The CHAIRMAN. Thank you, sir. Do you have a written statement ?

Mr. WHITTEN. I have not. I have a few notes that I should like to read to the committee and then discuss afterward.

The CHAIRMAN. Go right ahead, sir.

Mr. WHITTEN. I was pleased to receive the opportunity to appear before your honorable body. Actually, the communication had been addressed to my predecessor, not knowing there had been a change in the chairmanship:

I came to the chairmanship of the county in May of this year and conducted the campaign which closed on November 4.

My feeling at the end of the campaign was that the use of money had little, if any, effect on the final result. Of course, I would not say you would have had a good campaign if you had not had any money, but the overshadowing of the rest of the issues by the character of the candidates themselves, and the issues involved in the campaign, made it such that the use of money had no determination, insofar as the results that were obtained at that time.
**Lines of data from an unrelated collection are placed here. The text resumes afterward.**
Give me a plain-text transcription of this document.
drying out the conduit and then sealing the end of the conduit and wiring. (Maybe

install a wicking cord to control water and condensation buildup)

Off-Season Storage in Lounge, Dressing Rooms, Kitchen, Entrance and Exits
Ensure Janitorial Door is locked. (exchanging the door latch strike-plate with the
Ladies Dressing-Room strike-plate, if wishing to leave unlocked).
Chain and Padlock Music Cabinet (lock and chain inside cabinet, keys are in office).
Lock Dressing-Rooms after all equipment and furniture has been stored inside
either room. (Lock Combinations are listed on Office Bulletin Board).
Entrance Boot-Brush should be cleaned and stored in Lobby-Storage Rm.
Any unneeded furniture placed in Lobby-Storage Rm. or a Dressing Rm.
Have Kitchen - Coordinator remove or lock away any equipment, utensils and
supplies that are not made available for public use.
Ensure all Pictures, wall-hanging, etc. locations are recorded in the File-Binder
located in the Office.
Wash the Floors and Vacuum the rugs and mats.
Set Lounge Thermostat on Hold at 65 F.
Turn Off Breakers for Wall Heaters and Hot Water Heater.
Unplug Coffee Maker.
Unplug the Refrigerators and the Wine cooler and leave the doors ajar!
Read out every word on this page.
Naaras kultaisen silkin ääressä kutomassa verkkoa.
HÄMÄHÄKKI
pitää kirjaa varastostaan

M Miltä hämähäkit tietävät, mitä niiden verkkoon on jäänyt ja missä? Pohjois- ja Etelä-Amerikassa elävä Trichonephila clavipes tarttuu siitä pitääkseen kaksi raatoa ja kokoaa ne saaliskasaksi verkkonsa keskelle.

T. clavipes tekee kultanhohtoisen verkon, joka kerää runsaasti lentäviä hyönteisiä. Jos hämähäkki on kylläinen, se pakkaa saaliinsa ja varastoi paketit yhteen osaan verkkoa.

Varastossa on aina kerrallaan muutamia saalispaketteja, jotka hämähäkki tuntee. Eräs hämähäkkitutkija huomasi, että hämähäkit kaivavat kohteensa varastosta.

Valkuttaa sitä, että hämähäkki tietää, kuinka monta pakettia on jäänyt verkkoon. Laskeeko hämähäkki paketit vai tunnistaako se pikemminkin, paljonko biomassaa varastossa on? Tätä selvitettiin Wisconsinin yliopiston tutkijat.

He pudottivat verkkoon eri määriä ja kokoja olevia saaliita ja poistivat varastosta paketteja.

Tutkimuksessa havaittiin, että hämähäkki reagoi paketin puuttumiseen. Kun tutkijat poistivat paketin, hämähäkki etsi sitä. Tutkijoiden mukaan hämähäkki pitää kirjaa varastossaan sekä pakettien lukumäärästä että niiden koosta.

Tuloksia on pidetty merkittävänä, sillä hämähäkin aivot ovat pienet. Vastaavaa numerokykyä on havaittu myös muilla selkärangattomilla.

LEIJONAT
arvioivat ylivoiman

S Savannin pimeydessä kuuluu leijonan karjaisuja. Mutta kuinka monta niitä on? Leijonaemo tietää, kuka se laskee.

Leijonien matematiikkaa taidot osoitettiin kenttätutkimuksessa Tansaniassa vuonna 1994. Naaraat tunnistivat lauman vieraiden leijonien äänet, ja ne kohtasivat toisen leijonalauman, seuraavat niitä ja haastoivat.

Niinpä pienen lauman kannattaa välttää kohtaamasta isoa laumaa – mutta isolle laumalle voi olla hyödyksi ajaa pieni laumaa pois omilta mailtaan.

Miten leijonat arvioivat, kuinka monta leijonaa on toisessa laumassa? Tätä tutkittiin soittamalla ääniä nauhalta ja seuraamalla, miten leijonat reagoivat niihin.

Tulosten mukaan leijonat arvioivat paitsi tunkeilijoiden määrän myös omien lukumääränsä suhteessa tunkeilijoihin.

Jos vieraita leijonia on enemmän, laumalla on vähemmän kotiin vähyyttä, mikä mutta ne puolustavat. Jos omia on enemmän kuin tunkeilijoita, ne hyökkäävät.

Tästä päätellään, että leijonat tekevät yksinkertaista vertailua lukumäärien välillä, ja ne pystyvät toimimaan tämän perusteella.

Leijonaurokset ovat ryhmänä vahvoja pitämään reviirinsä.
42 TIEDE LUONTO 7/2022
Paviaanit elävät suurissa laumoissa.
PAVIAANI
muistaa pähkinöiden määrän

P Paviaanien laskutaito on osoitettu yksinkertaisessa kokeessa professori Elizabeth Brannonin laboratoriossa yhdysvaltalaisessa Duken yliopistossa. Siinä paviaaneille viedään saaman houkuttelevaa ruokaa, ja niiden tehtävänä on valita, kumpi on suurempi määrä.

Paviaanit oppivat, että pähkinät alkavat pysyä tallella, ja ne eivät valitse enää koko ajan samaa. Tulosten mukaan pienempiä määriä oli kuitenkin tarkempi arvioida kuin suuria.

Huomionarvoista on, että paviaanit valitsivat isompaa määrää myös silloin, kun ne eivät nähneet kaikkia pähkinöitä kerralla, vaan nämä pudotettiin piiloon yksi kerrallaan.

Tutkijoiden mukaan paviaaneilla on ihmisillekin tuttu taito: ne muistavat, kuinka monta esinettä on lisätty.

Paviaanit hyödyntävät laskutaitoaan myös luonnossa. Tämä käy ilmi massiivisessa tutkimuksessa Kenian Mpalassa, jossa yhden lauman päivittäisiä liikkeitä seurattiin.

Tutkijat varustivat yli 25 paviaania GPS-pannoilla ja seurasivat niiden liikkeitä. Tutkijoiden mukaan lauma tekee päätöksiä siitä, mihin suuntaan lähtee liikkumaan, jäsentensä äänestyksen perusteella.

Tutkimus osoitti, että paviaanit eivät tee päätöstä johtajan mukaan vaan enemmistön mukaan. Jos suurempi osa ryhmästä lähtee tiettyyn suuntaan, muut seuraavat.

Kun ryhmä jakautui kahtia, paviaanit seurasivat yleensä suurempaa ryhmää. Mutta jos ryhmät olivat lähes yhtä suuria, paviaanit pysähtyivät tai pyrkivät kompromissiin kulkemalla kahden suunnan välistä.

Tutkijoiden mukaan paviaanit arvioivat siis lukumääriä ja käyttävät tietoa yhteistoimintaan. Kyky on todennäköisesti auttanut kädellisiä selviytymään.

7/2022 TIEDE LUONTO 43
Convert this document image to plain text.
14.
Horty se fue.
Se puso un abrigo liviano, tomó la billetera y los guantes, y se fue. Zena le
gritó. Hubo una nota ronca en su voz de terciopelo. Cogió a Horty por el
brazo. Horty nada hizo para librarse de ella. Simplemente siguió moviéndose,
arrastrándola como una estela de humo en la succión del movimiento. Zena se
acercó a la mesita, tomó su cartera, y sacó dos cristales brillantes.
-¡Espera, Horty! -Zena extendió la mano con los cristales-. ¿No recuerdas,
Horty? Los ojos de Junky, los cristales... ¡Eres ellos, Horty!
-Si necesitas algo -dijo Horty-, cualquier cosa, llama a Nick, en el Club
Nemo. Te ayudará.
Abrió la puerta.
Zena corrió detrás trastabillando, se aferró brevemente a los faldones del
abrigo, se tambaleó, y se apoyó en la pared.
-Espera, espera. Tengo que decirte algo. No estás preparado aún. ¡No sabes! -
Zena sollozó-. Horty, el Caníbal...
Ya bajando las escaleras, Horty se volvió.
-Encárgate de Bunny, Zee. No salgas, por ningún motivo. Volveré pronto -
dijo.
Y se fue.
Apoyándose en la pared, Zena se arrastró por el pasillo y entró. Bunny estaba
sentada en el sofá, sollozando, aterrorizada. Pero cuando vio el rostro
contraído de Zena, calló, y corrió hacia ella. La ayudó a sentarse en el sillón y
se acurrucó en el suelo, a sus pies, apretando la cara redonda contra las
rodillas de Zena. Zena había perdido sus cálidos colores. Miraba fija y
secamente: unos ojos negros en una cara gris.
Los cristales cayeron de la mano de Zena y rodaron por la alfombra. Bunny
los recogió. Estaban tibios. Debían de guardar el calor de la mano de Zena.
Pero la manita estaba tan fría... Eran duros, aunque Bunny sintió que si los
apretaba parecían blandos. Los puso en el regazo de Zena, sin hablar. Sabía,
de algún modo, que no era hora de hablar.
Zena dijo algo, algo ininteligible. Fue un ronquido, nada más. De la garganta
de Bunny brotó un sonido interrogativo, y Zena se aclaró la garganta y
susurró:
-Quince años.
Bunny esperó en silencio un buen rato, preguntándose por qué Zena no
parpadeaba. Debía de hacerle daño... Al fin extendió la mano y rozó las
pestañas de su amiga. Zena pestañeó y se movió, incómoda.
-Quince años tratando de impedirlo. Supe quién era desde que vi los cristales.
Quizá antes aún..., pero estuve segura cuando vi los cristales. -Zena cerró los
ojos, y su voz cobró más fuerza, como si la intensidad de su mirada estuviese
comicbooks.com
I can bear that out by a comparison of the operations in our county in the period of the last 20 years. Our figures did not vary hardly any from 1948 to 1952. Actually the amount spent is about 15 percent higher, but in the increase, which amounted to about $48,000, there was $32,000 represented by the use of television facilities which, of course, were not available prior to this campaign. The increased use of radio was to the tune of about $6,000. That represents pretty nearly $40,000 of the increase.

If you give consideration to the difference in the purchasing power of the dollar in 1948 as compared to 1952, I think you will find in the comparison that we spent no more and probably less money in 1952 than we did in 1948.

Now for a comparison of the results. The Republican candidate in 1948 was defeated by slightly under 80,000 in our county. This year he was defeated by slightly over 11,000.

At the congressional level there is a comparison of the four candidates for the Republican Congress, as compared with the four candidates for the Democrats. The Republicans carried the county by about 13,000 votes. Mr. Fulton by 47,000; Mr. Corbett by maybe 43,000; Mr. Denny was defeated by 27,000; and Mr. Benson, the Republican candidate opposing Mrs. Buchanan, was defeated by about 50,000. So with 90,000 against 77,000, we actually carried the county on no more and probably less money than had been spent 4 years before, so that the question of expenditures in our county, I do not believe, made any difference at all.

The use of television has produced, of course, terrific financial responsibilities, because of the large sums of money which have to be paid.